Feng Chen Wang’s eponymous label has made waves in the footwear scene via its partnership with Converse. Though for Spring/Summer 2025, the brand has stepped in a new direction by teaming up with UGG — elevating the Tasman slipper, literally and figuratively. A sculpted pedestal, named the Feng Sole, encases the cracked leather-equipped colorways of the slip-on, taking the Tasman to new heights.

sacai x Nike Zegamadome

sacai’s ongoing partnership with Nike is responsible for introducing some of the Swoosh’s most unique footwear designs each year. Looking ahead to 2025, the two are set to continue with this momentum by introducing another hybrid silhouette: the Zegamadome. Combining elements from 1981’s Lava Dome with the Zegama trail shoe, the two have created a sleek runner that sports sacai’s signature stacked midsole and a Vibram-equipped outsole.


A$AP Rocky’s AWGE runway show was a major moment last week as the artist’s label not only made its Paris debut, but also included an announcement for Rocky’s next studio album. However, another key element, somewhat overshadowed by the chaos, was the inclusion of new footwear with PUMA. Various archival styles such as the Speedcat and Inhale were selected by Rocky to support the looks, while the Mostro 3.D turned heads with its uniquely-textured build.

Story mfg. Collaborations

The UK’s sustainability-oriented Story mfg. has developed a significant following thanks to its whimsical designs and commitment to anti-waste initiatives for over a decade. While no stranger to the footwear scene, it made its biggest move in the industry yet by revealing collaborations with ASICS, ROA and Suicoke. Tartan patterns have been applied throughout the various projects and serve as a common thread tying the designs back to the brand’s expansive range of Spring/Summer 2025 garments.

Cecilie Bahnsen x ASICS GEL-QUANTUM 360 VIII

Cecilie Bahnsen’s playful interpretations of ASICS silhouettes have been a staple of Paris Fashion Week for the past two years. Taking on the GEL-QUANTUM 360 VIII this time, Bahnsen took what she describes as a “very masculine model” and put her own feminine spin on it.
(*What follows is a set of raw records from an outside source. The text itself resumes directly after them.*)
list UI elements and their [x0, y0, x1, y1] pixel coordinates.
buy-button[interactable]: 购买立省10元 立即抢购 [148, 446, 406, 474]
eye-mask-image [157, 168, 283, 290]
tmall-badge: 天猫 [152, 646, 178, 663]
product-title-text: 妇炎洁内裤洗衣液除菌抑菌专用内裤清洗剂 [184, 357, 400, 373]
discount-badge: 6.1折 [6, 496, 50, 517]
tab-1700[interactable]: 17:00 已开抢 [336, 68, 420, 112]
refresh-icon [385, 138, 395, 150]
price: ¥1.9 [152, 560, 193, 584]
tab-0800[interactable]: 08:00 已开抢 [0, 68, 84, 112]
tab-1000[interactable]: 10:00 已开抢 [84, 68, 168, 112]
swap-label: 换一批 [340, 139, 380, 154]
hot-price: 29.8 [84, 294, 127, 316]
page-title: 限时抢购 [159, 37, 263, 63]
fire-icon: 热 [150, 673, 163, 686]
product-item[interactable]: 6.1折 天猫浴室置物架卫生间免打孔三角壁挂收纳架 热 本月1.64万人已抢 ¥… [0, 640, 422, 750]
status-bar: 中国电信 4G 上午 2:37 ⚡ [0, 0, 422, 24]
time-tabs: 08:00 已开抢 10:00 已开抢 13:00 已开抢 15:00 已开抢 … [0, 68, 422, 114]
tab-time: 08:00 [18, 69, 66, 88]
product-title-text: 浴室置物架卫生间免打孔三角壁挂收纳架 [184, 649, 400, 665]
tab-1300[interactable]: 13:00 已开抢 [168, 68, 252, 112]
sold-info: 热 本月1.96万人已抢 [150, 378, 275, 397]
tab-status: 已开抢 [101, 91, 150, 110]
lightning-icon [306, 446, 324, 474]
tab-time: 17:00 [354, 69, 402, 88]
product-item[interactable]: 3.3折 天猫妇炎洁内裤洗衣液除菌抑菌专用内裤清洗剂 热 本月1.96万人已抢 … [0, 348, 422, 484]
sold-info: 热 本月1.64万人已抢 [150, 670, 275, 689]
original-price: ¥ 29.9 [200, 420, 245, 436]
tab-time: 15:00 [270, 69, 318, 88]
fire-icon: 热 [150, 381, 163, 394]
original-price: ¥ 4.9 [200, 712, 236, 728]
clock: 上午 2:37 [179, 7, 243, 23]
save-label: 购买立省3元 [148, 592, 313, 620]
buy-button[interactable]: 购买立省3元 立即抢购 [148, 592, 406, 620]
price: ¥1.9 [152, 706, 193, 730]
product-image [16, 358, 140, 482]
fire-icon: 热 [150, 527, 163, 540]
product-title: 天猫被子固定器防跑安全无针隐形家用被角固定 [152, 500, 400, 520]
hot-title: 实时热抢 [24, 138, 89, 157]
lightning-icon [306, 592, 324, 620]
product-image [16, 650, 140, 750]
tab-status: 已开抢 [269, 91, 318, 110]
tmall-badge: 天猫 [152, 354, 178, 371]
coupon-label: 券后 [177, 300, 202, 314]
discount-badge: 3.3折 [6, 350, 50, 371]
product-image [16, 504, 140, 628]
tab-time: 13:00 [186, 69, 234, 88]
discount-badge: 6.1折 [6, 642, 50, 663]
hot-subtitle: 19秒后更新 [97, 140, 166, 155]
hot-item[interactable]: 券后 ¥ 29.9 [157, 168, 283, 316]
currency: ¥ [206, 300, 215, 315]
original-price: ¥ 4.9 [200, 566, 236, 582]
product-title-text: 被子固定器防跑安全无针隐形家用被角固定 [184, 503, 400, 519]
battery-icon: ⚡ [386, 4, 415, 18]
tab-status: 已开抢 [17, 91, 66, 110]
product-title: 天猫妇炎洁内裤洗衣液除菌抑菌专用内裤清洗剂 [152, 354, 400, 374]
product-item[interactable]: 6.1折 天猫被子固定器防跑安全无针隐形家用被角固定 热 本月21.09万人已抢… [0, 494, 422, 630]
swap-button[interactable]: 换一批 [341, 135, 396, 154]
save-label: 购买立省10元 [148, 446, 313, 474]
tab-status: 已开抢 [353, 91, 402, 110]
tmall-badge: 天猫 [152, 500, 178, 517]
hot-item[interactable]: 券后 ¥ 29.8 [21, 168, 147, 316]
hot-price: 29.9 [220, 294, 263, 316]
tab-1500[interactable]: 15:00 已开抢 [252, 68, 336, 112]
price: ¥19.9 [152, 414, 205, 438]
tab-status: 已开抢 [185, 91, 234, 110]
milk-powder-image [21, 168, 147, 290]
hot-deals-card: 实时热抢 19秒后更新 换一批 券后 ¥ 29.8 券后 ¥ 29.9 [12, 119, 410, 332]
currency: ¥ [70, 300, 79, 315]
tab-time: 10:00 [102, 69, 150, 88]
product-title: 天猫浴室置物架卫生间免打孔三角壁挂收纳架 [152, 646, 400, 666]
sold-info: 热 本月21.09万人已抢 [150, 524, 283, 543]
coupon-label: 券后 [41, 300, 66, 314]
The resulting design is a lightweight sandal that has reduced the upper’s presence and features straps at the midfoot and heel that are equipped with Bahnsen’s flower motif.


Y-3, the fusion of Yohji Yamamoto’s masterful craftsmanship and adidas’ legacy in sportswear, has pushed the boundaries of sportstyle for decades. Hitting the runway for the first time since Fall/Winter 2019, the brand made a triumphant appearance in Paris last week. While Y-3’s first kits for the Japan Football Association caught many eyes, a bevy of new footwear styles also conjured elation from its fans. Everything from spiked football cleats to sneaker boots and shell toe mules were prominently displayed as the label continues its return to form.

ROMBAUT x PUMA Levitation

Paris’ very own ROMBAUT held its debut show in its hometown, and in addition to its latest showcase of drapery, a collaboration with PUMA made noise. Presenting their futuristic renditions of PUMA footwear, the Levitation and Levitation Sock made runway appearances in multiple colors. Both feature a sock-like upper, with the latter taking a more literal approach to the sock inspiration via its texture and calf length. Each design sees PUMA’s Formstrip extend into a cradle that reaches beyond the upper’s rear to create negative space around the wearer’s heel.